Anyone who knows me well knows that I love meat. A juicy piece of seared salmon, a well-braised lamb chop, or a fine slab of grilled rib-eye steak for dinner? YES please!
I guess this carnivorous side of me I inherited from my dad, who can hardly go one meal without meat. Much to the protest of my vegetarian-ly-inclined mother, he makes up all kinds of reasons for needing meat- protein for muscle building, gives him energy to work, more vitamins and so on. Somehow, eating meat has always been subconsciously associated with manhood in society’s eyes, whereas eating veggies (or what my dad calls cat food) is associated with a feminine touch. I’m not sure what this conclusion makes me, but anyhow, I am determined to master the art of cooking carne.
And one who lives in Texas cannot begin to talk about meat without knowing how to roast a good beef brisket. Recently, I’ve been reading Michael Pollan’s book “Cooked”, and one of the first culinary fields he explores is barbecue. To learn to make authentic barbeque, he traveled to North Carolina and became an apprentice to a famous pit master there named Ed Mitchell. Then he goes on to describe their process of roasting whole hogs over live fires, how to crisp the skin, the types of wood that adds aroma to the meat. Reading the book, I was constantly drooling on the inside, and I was inspired to try my hands at it. Well… not the roasting whole hog part, but I thought I’d start with brisket.

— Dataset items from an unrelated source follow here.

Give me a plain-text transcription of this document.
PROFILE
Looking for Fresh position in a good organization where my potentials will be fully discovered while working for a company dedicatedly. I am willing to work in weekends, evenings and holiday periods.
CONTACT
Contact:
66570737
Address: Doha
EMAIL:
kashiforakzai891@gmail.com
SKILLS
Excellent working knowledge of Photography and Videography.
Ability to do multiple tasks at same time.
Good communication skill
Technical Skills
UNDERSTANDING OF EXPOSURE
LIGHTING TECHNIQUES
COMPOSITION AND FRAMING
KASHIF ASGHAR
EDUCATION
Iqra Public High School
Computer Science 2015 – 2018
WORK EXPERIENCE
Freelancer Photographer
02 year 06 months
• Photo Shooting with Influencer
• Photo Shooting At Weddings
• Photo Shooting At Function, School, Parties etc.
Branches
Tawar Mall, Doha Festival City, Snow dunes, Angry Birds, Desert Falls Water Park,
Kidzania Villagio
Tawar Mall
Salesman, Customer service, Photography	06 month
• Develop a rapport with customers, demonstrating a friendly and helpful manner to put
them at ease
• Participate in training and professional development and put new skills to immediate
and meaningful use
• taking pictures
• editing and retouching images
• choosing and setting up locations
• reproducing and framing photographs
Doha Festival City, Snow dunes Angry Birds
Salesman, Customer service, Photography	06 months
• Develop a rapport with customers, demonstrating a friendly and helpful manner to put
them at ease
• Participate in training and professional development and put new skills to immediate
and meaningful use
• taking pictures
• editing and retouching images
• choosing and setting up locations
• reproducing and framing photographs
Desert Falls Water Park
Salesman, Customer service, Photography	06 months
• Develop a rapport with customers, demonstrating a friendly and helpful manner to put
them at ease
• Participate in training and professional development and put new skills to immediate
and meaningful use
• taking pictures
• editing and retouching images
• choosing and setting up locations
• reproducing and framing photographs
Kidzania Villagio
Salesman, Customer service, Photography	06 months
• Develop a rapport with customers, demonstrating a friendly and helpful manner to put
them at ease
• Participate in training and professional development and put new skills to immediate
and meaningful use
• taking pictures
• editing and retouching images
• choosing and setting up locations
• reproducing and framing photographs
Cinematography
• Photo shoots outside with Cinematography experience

After much deliberation (and bewilderment) at the the supermarket over which cut of brisket to choose from, I happily carried my 3 pounds of brisket home and proceeded with my experiment. From the hundreds of brisket rubs online, I picked one that looked promising. Next step was figuring out to bast or not to bast the almost done brisket with the meat juice. I decided on a no, more because of my laziness than the logic that moisture might escape when you unfold the foiled wrapped treasure. Lastly, I had to find out how many hours to roast this beast for. Here’s a handy guide I found:
- 3-4 pound brisket = 6 hours
- 5-7 pound brisket = 11 hours
- 8-10 pound brisket = 14 hours
Alas, after 5 hours, my brisket emerged blazing hot from the oven. But when it was time to slice it, I found out to my much disappointment that it was a bit dry. So I shredded the meat and made brisket sandwiches out of it, which gave a more moistened texture. Lesson #1: do not let air escape from the foil wrapped brisket. Lesson #2: even dry meat can make delicious pulled brisket sandwiches!

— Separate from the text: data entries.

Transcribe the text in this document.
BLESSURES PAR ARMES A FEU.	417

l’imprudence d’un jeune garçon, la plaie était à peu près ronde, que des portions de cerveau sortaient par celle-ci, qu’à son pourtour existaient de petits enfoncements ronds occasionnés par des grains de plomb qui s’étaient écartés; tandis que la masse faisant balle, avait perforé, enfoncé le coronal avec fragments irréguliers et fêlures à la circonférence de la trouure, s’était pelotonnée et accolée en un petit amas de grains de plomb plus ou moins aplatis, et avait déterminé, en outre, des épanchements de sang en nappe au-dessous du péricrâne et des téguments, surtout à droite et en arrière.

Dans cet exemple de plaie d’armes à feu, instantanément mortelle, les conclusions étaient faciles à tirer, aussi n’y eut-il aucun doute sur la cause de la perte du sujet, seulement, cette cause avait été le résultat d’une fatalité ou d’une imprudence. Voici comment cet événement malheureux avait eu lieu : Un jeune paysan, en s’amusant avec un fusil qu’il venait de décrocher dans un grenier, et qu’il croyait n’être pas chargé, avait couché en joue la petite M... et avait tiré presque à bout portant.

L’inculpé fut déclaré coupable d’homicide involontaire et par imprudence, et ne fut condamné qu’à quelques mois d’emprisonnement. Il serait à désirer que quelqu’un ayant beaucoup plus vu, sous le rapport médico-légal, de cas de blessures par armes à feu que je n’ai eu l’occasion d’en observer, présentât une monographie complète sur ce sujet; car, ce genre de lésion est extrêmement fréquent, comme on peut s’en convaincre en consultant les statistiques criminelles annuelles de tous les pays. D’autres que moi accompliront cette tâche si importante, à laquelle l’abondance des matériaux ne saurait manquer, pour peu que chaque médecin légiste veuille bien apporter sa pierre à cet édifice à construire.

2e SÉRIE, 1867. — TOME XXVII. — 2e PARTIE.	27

Texas-style Brisket Sandwich
- 3 pounds of brisket
- 2 Tbsp paprika
- 2 Tbsp cumin
- 1 Tbsp salt
- 1 Tbsp oregano
- 1 Tbsp minced garlic
- 1 tbsp cayenne pepper
- 3 Tbsp red wine vinegar
For the brisket, combine dry ingredients in a bowl and mix thoroughly to make the rub. Rub the mixture evenly onto all sides of the brisket. Add red wine vinegar to the brisket.

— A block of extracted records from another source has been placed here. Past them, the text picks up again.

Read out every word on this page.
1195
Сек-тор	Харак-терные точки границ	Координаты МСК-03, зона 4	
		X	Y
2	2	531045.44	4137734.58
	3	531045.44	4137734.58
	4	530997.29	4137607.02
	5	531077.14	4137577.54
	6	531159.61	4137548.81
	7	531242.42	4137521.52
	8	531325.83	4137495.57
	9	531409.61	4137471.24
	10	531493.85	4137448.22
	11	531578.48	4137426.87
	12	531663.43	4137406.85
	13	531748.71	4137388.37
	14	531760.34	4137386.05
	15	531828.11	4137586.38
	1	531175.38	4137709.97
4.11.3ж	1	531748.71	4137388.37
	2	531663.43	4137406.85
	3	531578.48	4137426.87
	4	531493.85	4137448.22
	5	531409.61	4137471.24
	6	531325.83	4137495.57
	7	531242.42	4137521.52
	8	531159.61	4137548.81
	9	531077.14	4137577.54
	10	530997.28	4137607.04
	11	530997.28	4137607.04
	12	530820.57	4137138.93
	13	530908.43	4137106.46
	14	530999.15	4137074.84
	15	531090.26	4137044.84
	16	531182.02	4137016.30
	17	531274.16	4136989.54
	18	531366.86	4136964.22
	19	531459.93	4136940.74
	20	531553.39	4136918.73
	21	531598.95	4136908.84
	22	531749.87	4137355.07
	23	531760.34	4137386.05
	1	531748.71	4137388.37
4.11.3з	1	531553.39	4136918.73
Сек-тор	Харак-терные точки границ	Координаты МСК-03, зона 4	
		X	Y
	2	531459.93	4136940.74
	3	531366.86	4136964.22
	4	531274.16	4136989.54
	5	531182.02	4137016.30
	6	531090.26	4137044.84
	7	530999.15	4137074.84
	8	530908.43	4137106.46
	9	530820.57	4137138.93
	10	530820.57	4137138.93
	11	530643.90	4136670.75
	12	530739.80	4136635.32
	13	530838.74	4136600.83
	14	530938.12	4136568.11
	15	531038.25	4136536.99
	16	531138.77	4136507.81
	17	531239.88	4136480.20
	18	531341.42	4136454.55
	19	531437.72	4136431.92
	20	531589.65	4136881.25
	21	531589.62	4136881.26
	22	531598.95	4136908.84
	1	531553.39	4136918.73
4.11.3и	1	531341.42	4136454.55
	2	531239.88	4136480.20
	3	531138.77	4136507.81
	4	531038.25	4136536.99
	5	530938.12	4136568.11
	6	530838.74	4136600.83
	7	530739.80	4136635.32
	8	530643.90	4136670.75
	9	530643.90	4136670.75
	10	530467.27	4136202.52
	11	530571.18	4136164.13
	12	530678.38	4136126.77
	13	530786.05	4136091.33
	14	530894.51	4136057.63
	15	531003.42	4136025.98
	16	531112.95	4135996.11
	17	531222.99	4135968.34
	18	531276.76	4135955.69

Preheat oven to 250F. Wrap the brisket in foil, make sure that it is air sealed. Roast the meat in a roasting pan for 5 hours.
When the meat is soft and jiggly, it is done. Take out the brisket and let it rest for 30 minutes on the cutting board. Then slice brisket to your liking or shred it like I did. Drizzle 1 tablespoon of red wine vinegar over brisket before serving.